The rabbinical leadership of the Ashkenazi ultra-Orthodox community instructed
young haredi men to continue to present themselves at IDF recruiting offices if
and when they receive enlistment orders, despite complaints about the medical
exams they undergo at the offices.
In a public notice published on the
front page of the Yated Neeman haredi daily newspaper on Thursday, the Council
of Torah Sages, a body comprised of the most senior haredi rabbis in the
country, instructed yeshiva students who have received enlistment orders to
present themselves to the IDF but not to sign any documents and to simply
declare themselves to be yeshiva students.

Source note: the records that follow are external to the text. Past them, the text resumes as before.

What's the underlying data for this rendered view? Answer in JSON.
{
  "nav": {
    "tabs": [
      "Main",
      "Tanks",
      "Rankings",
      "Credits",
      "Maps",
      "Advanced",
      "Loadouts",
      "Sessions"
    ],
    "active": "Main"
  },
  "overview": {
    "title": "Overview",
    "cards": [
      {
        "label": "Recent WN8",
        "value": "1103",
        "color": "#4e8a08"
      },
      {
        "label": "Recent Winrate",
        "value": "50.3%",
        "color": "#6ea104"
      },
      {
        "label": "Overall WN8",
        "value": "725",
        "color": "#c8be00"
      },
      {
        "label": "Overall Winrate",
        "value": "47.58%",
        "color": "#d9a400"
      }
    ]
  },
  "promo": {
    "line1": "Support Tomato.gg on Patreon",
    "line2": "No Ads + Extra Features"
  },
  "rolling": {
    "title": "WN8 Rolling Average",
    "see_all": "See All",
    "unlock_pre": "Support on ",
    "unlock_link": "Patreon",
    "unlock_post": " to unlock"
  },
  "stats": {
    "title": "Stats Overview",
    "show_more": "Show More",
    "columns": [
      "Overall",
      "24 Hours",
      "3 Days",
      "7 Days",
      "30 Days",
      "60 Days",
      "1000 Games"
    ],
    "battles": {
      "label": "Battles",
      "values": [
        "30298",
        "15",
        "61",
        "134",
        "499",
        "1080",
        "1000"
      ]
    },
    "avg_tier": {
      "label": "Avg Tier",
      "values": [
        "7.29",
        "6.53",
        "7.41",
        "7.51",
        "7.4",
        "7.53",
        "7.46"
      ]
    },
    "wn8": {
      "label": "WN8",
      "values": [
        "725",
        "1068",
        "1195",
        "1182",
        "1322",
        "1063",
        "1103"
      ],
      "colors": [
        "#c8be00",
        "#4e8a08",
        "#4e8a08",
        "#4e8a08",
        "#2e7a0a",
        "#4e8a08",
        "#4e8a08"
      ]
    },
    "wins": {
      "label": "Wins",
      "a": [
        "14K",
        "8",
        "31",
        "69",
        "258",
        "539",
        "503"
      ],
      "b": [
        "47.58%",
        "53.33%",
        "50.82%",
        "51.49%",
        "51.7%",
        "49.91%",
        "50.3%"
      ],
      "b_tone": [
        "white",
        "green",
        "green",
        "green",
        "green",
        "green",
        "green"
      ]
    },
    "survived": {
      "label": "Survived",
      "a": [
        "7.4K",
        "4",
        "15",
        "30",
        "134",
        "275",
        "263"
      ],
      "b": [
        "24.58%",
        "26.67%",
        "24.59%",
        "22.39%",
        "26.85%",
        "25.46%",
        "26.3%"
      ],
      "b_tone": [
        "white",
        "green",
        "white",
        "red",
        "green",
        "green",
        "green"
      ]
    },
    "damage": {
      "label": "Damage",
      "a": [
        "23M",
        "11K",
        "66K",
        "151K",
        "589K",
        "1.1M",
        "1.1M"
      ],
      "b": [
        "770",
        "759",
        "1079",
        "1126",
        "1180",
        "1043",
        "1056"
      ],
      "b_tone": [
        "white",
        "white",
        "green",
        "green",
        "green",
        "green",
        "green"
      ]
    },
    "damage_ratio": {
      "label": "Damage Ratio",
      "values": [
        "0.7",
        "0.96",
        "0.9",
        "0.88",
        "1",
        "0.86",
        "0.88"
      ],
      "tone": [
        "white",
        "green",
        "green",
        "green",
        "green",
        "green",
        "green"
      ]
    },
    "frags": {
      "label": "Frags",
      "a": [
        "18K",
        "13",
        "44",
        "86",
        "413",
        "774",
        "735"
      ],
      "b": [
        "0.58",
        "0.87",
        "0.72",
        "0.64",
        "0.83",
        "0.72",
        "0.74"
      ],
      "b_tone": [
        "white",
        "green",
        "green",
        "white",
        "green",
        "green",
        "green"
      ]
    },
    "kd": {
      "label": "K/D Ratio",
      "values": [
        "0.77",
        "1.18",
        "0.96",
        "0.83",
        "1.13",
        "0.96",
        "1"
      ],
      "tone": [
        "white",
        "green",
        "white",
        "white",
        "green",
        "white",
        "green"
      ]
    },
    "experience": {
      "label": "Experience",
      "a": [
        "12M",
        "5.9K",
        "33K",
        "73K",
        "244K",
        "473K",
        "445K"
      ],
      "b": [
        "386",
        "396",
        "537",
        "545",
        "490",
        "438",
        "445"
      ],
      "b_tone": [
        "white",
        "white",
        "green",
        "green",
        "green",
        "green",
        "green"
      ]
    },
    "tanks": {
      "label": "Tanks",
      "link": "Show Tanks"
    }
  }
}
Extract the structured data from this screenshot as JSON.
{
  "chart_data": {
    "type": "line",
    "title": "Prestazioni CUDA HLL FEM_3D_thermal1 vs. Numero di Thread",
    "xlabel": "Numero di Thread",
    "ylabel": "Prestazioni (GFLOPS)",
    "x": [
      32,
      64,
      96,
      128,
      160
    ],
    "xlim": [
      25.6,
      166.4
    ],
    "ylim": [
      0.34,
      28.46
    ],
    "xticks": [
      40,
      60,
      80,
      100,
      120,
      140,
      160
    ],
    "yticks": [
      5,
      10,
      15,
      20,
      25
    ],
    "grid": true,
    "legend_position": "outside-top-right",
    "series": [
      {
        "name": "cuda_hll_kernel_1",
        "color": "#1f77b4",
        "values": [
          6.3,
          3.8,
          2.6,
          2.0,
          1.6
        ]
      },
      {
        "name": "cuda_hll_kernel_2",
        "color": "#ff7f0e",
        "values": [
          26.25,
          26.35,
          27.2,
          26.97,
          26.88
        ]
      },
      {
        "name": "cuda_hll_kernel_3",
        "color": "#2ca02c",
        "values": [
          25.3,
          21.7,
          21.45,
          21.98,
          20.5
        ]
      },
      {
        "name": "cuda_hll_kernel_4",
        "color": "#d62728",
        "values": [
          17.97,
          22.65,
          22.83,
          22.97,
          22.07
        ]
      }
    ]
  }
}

This is in accordance with an
earlier directive issued by the council back in August.
On Tuesday,
senior haredi MKs Moshe Gafni and Ya’acov Litzman held a meeting with officials
in the Defense Ministry to address the complaints and concerns of several
yeshiva students and the haredi leadership with regards to the standard medical
exams all recruits undergo in the initial enlistment process.
Some
yeshiva students have reported that they were not dealt with “in accordance with
their haredi lifestyle” at the recruitment office, and yeshiva deans have voiced
concern about the medical exams that all recruits are given, particularly that
they not be conducted on yeshiva students by women.
The Council of Torah
Sages notice in Yated Neeman on Thursday said that “following the serious
problems at IDF recruitment offices which have been reported, the issue is being
examined and dealt with in full severity by representatives of United Torah
Judaism.”
As such, there is no change in the instructions of the Council
and yeshiva students should continue to present themselves to the IDF when
requested but not sign any documents, the notice continued.
During their
meeting with Defense Ministry officials, Gafni and Litzman requested that
specific procedures be drawn up for the handling of haredi youth in IDF
recruitment offices in accordance with their haredi lifestyle.
According
to UTJ officials, the Defense Ministry officials promised to look into the
reports and to draw up guidelines for dealing with yeshiva students, saying that
they would make every effort to avoid such problems.
Because of the
concerns over the medical exams, warning notices were posted on Wednesday at
several yeshivas associated with leading haredi figure Rabbi Shmuel Auerbach
instructing yeshiva students not to present themselves at recruitment offices if
so requested.
Such notices appeared at Maalot Hatorah Yeshiva, headed by
Auerbach, as well as the Ponvezeh yeshiva, a leading haredi institution, and
other yeshivot as well.
Auerbach has, however, been sidelined in the
ranks of the haredi spiritual leadership since losing a leadership struggle with
Rabbi Aharon Leib Shteinman earlier this year.
The Council of Torah
Sages, headed by Shteinman, issued its notice in Thursday’s Yated Neeman in
response to the warnings placed in the yeshivas connected to
Auerbach.
Since the expiration of the Tal Law in August that allowed
full-time yeshiva students to indefinitely defer military service, hundreds of
recruitment notices have been sent out by the IDF to haredi youth born in 1994
and 1995 requesting that they present themselves at a recruiting office for the
preliminary stages of the enlistment process.
The Defense Ministry has
however said that actual enlistment will only begin in the summer of
2013.
Draft reform advocates have accused the Ministry of dragging its
feet on haredi enlistment so that, after the coming elections, the Knesset can
reconvene and pass new legislation to exempt the majority of yeshiva
students.
According to another report in Yated Neeman on Thursday, Gafni
and Litzman declared that they would “continue to work [to ensure] that no
yeshiva student claiming the status of ‘Torah is his employment’ will be drafted
and [that he will be able] to continue studying Torah — his obligation and his
mission.”
According to the Defense Ministry, 800 haredi boys born in 1995
and 1996 have presented themselves at IDF recruitment offices and 200 have
received enlistment orders for July 2013.